What, do you imagine, does immortality really look like? Is it like vampires, seemingly frozen in time, unchanging? Is it more like consciousness continuing in a machine? Does immortality mean the death of disease, a slowing down of the aging process, and the end of things like cancer and Alzheimer’s?
There are scientists who imagine that immortality is unlocked biologically by turning a gene on or off. For those of you who have followed the story of Gabby Williams, there may be some potential for that to be true.
Gabby is a young girl, now age eight, who has a rare genetic disorder that causes her body to stay the same. She just recently weighed in at 11 pounds and is now able to wear three to six month old infant clothes. Medical researcher Richard F. Walker believes that Gabby’s damaged gene holds the key to inducing human immortality.
There are other scientists, like Ray Kurzweil, founder of Singularity University, who believe human immortality will come not from our biology, but from our technology.
Singularity University, in partnership with groups like Google, are trying to push and accelerate the boundaries of artificial intelligence. The group believes that eventually machines will not only gain intelligence, but rocket far beyond what humans are capable of being. They seem to think that through the use of artificially intelligent machines we will evolve into a state of immortality, becoming an entirely new kind of species.
There are immortal beings found in every mythology around the world who do not know aging, cancer, or Alzheimer’s. In fact, the old Testament of the Bible talks about how humans had life spans that bridged millennia before something changed. Every early myth portrayed immortal gods walking amongst man.
There seems to be a sliver of truth behind every mythology, but that truth may not always match up with our current popular version of reality. Many have wondered, from a scientific, philosophical, and religious standpoint why we age and die.
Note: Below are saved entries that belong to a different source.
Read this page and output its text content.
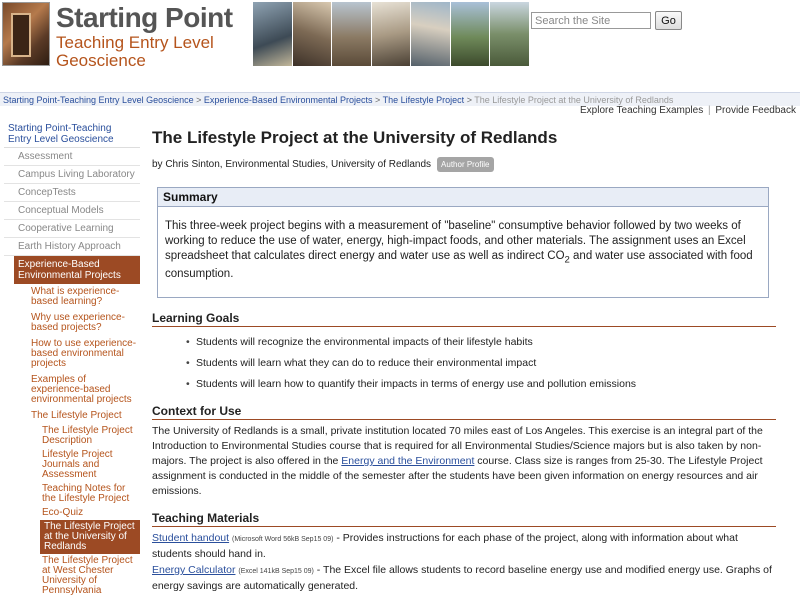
Starting Point
Teaching Entry Level
Geoscience
Search the Site
Go
Starting Point-Teaching Entry Level Geoscience > Experience-Based Environmental Projects > The Lifestyle Project > The Lifestyle Project at the University of Redlands
Explore Teaching Examples | Provide Feedback
Starting Point-Teaching Entry Level Geoscience
Assessment
Campus Living Laboratory
ConcepTests
Conceptual Models
Cooperative Learning
Earth History Approach
Experience-Based Environmental Projects
What is experience-based learning?
Why use experience-based projects?
How to use experience-based environmental projects
Examples of experience-based environmental projects
The Lifestyle Project
The Lifestyle Project Description
Lifestyle Project Journals and Assessment
Teaching Notes for the Lifestyle Project
Eco-Quiz
The Lifestyle Project at the University of Redlands
The Lifestyle Project at West Chester University of Pennsylvania
The Lifestyle Project at the University of Redlands
by Chris Sinton, Environmental Studies, University of Redlands	Author Profile
Summary
This three-week project begins with a measurement of "baseline" consumptive behavior followed by two weeks of working to reduce the use of water, energy, high-impact foods, and other materials. The assignment uses an Excel spreadsheet that calculates direct energy and water use as well as indirect $CO_2$ and water use associated with food consumption.
Learning Goals
• Students will recognize the environmental impacts of their lifestyle habits
• Students will learn what they can do to reduce their environmental impact
• Students will learn how to quantify their impacts in terms of energy use and pollution emissions
Context for Use

The University of Redlands is a small, private institution located 70 miles east of Los Angeles. This exercise is an integral part of the Introduction to Environmental Studies course that is required for all Environmental Studies/Science majors but is also taken by non-majors. The project is also offered in the Energy and the Environment course. Class size is ranges from 25-30. The Lifestyle Project assignment is conducted in the middle of the semester after the students have been given information on energy resources and air emissions.

Teaching Materials

Student handout (Microsoft Word 56kB Sep15 09) - Provides instructions for each phase of the project, along with information about what students should hand in.

Energy Calculator (Excel 141kB Sep15 09) - The Excel file allows students to record baseline energy use and modified energy use. Graphs of energy savings are automatically generated.
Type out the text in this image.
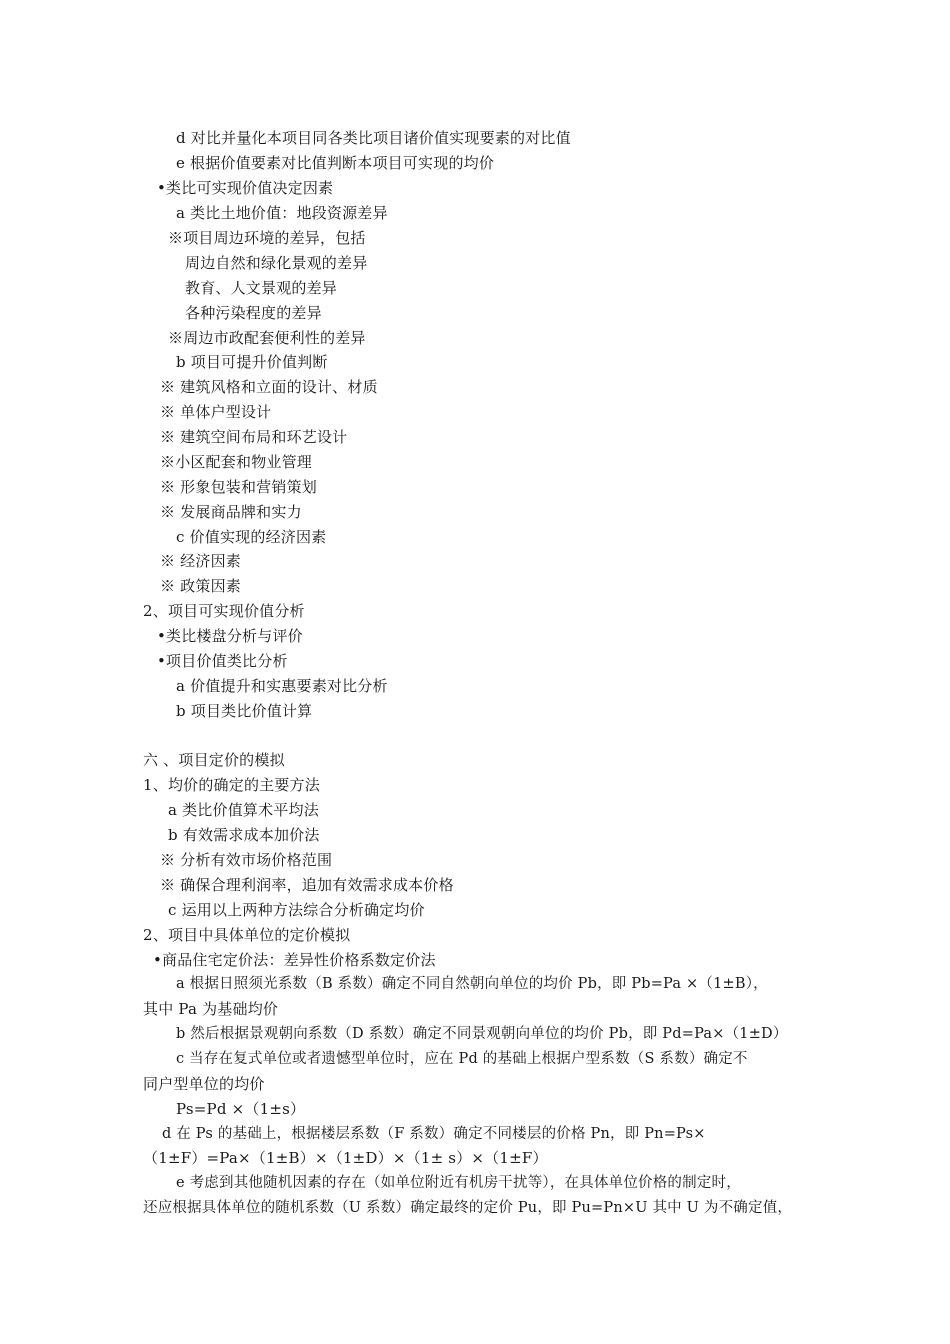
d 对比并量化本项目同各类比项目诸价值实现要素的对比值
e 根据价值要素对比值判断本项目可实现的均价
•类比可实现价值决定因素
a 类比土地价值：地段资源差异
※项目周边环境的差异，包括
周边自然和绿化景观的差异
教育、人文景观的差异
各种污染程度的差异
※周边市政配套便利性的差异
b 项目可提升价值判断
※ 建筑风格和立面的设计、材质
※ 单体户型设计
※ 建筑空间布局和环艺设计
※小区配套和物业管理
※ 形象包装和营销策划
※ 发展商品牌和实力
c 价值实现的经济因素
※ 经济因素
※ 政策因素
2、项目可实现价值分析
•类比楼盘分析与评价
•项目价值类比分析
a 价值提升和实惠要素对比分析
b 项目类比价值计算
六 、项目定价的模拟
1、均价的确定的主要方法
a 类比价值算术平均法
b 有效需求成本加价法
※ 分析有效市场价格范围
※ 确保合理利润率，追加有效需求成本价格
c 运用以上两种方法综合分析确定均价
2、项目中具体单位的定价模拟
•商品住宅定价法：差异性价格系数定价法
a 根据日照须光系数（B 系数）确定不同自然朝向单位的均价 Pb，即 Pb=Pa ×（1±B），
其中 Pa 为基础均价
b 然后根据景观朝向系数（D 系数）确定不同景观朝向单位的均价 Pb，即 Pd=Pa×（1±D）
c 当存在复式单位或者遗憾型单位时，应在 Pd 的基础上根据户型系数（S 系数）确定不
同户型单位的均价
Ps=Pd ×（1±s）
d 在 Ps 的基础上，根据楼层系数（F 系数）确定不同楼层的价格 Pn，即 Pn=Ps×
（1±F）=Pa×（1±B）×（1±D）×（1± s）×（1±F）
e 考虑到其他随机因素的存在（如单位附近有机房干扰等），在具体单位价格的制定时，
还应根据具体单位的随机系数（U 系数）确定最终的定价 Pu，即 Pu=Pn×U 其中 U 为不确定值，
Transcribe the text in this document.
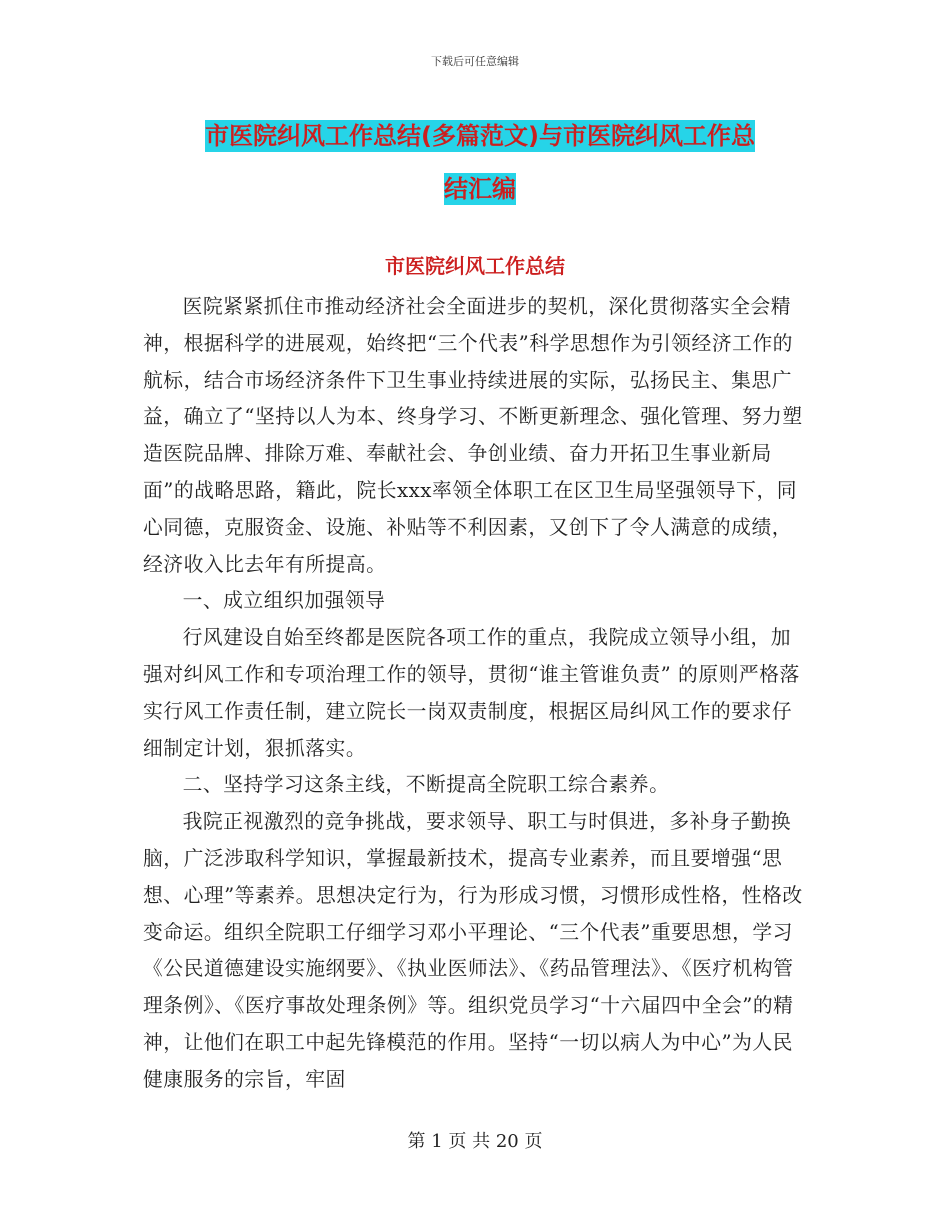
下载后可任意编辑
市医院纠风工作总结(多篇范文)与市医院纠风工作总
结汇编
市医院纠风工作总结

医院紧紧抓住市推动经济社会全面进步的契机，深化贯彻落实全会精神，根据科学的进展观，始终把“三个代表”科学思想作为引领经济工作的航标，结合市场经济条件下卫生事业持续进展的实际，弘扬民主、集思广益，确立了“坚持以人为本、终身学习、不断更新理念、强化管理、努力塑造医院品牌、排除万难、奉献社会、争创业绩、奋力开拓卫生事业新局面”的战略思路，籍此，院长xxx率领全体职工在区卫生局坚强领导下，同心同德，克服资金、设施、补贴等不利因素，又创下了令人满意的成绩，经济收入比去年有所提高。

一、成立组织加强领导

行风建设自始至终都是医院各项工作的重点，我院成立领导小组，加强对纠风工作和专项治理工作的领导，贯彻“谁主管谁负责” 的原则严格落实行风工作责任制，建立院长一岗双责制度，根据区局纠风工作的要求仔细制定计划，狠抓落实。

二、坚持学习这条主线，不断提高全院职工综合素养。

我院正视激烈的竞争挑战，要求领导、职工与时俱进，多补身子勤换脑，广泛涉取科学知识，掌握最新技术，提高专业素养，而且要增强“思想、心理”等素养。思想决定行为，行为形成习惯，习惯形成性格，性格改变命运。组织全院职工仔细学习邓小平理论、“三个代表”重要思想，学习《公民道德建设实施纲要》、《执业医师法》、《药品管理法》、《医疗机构管理条例》、《医疗事故处理条例》等。组织党员学习“十六届四中全会”的精神，让他们在职工中起先锋模范的作用。坚持“一切以病人为中心”为人民健康服务的宗旨，牢固

第 1 页 共 20 页
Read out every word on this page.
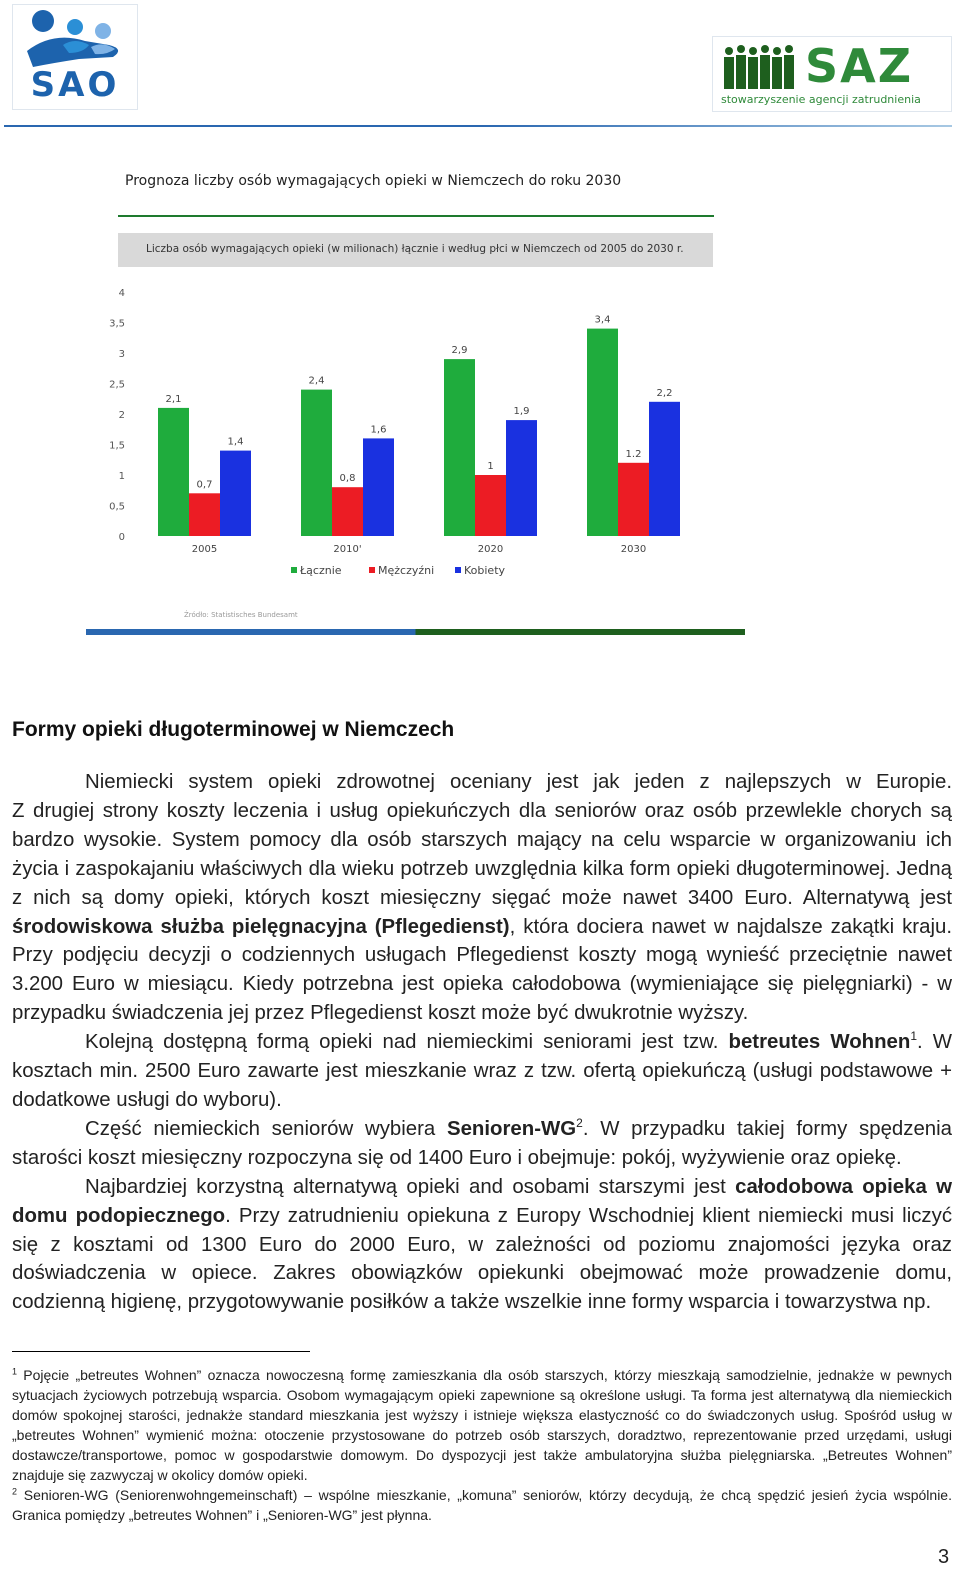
SAO	SAZ
stowarzyszenie agencji zatrudnienia
Prognoza liczby osób wymagających opieki w Niemczech do roku 2030
Liczba osób wymagających opieki (w milionach) łącznie i według płci w Niemczech od 2005 do 2030 r.
0
0,5
1
1,5
2
2,5
3
3,5
4
2,1
0,7
1,4
2,4
0,8
1,6
2,9
1
1,9
3,4
1.2
2,2
2005	2010'	2020	2030
Łącznie	Mężczyźni	Kobiety
Źródło: Statistisches Bundesamt
Formy opieki długoterminowej w Niemczech

Niemiecki system opieki zdrowotnej oceniany jest jak jeden z najlepszych w Europie.

Z drugiej strony koszty leczenia i usług opiekuńczych dla seniorów oraz osób przewlekle chorych są bardzo wysokie. System pomocy dla osób starszych mający na celu wsparcie w organizowaniu ich życia i zaspokajaniu właściwych dla wieku potrzeb uwzględnia kilka form opieki długoterminowej. Jedną z nich są domy opieki, których koszt miesięczny sięgać może nawet 3400 Euro. Alternatywą jest środowiskowa służba pielęgnacyjna (Pflegedienst), która dociera nawet w najdalsze zakątki kraju. Przy podjęciu decyzji o codziennych usługach Pflegedienst koszty mogą wynieść przeciętnie nawet 3.200 Euro w miesiącu. Kiedy potrzebna jest opieka całodobowa (wymieniające się pielęgniarki) - w przypadku świadczenia jej przez Pflegedienst koszt może być dwukrotnie wyższy.

Kolejną dostępną formą opieki nad niemieckimi seniorami jest tzw. betreutes Wohnen$^1$. W kosztach min. 2500 Euro zawarte jest mieszkanie wraz z tzw. ofertą opiekuńczą (usługi podstawowe + dodatkowe usługi do wyboru).

Część niemieckich seniorów wybiera Senioren-$WG^2$. W przypadku takiej formy spędzenia starości koszt miesięczny rozpoczyna się od 1400 Euro i obejmuje: pokój, wyżywienie oraz opiekę.

Najbardziej korzystną alternatywą opieki and osobami starszymi jest całodobowa opieka w domu podopiecznego. Przy zatrudnieniu opiekuna z Europy Wschodniej klient niemiecki musi liczyć się z kosztami od 1300 Euro do 2000 Euro, w zależności od poziomu znajomości języka oraz doświadczenia w opiece. Zakres obowiązków opiekunki obejmować może prowadzenie domu, codzienną higienę, przygotowywanie posiłków a także wszelkie inne formy wsparcia i towarzystwa np.

$^1$ Pojęcie „betreutes Wohnen” oznacza nowoczesną formę zamieszkania dla osób starszych, którzy mieszkają samodzielnie, jednakże w pewnych sytuacjach życiowych potrzebują wsparcia. Osobom wymagającym opieki zapewnione są określone usługi. Ta forma jest alternatywą dla niemieckich domów spokojnej starości, jednakże standard mieszkania jest wyższy i istnieje większa elastyczność co do świadczonych usług. Spośród usług w „betreutes Wohnen” wymienić można: otoczenie przystosowane do potrzeb osób starszych, doradztwo, reprezentowanie przed urzędami, usługi dostawcze/transportowe, pomoc w gospodarstwie domowym. Do dyspozycji jest także ambulatoryjna służba pielęgniarska. „Betreutes Wohnen” znajduje się zazwyczaj w okolicy domów opieki.

$^2$ Senioren-WG (Seniorenwohngemeinschaft) – wspólne mieszkanie, „komuna” seniorów, którzy decydują, że chcą spędzić jesień życia wspólnie. Granica pomiędzy „betreutes Wohnen” i „Senioren-WG” jest płynna.

3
Perhaps it is because we do not wish to be here for millennia. Or, perhaps more accurately we have believed the lie that we are not immortal, but are susceptible to disease and aging.
Mystics, healers, shamans, teachers of nearly every kind have talked about human immortality to one extent or another. The idea that everything is already built in to what we are as human beings seems very appealing to many people.
There is something about the ‘natural’ order of things and that seems to go along with the ‘ancient wisdom’ of our forebears. Not to say it is the best way, nor does it seem that we should forsake what we have learned, but there is a healthy balance which can be struck between ancient wisdom and modern technology.
The thought of having some medical company stopping the aging process by damaging DNA might be very appealing to some. Intentionally harming the natural structure of things may not be the best option, however.
One the other hand, transferring consciousness into some mechanical body, either by brain removal or some kind of data transfer, also has some aspect that inherently feels wrong. Even the idea of replacing body parts or augmenting body parts by machines sounds a bit disharmonious.
One of the greatest truths about American culture is we all want things to be easy. We want the magic bullet, the magic pill, the magic treatment that will let us be hotter, skinnier, healthier, better, without any real effort on our part. However, that is not how life works. One must be motivated, putting in all the time and energy to make life happen. It is hard sticking around when it’s getting tough and challenging; whether that is our job, our family, our romance, but especially when it comes to ourselves.
It’s all encoded in our being; whether you need to call that DNA or something else doesn’t really matter. We have the potential to be everything we could possibly imagine. The only limitations we have are products of our own creation and there is no reason to think those don’t include aging.
Science can tell us a great many things about why something happened. Once it has figured out why something happened successfully a certain number of times, it can then project what might happen in the future, but it’s still only a guess. Yet, everyone seems to agree that finding immortality will be the end of disease like cancer and Alzheimer’s, however we end up getting there.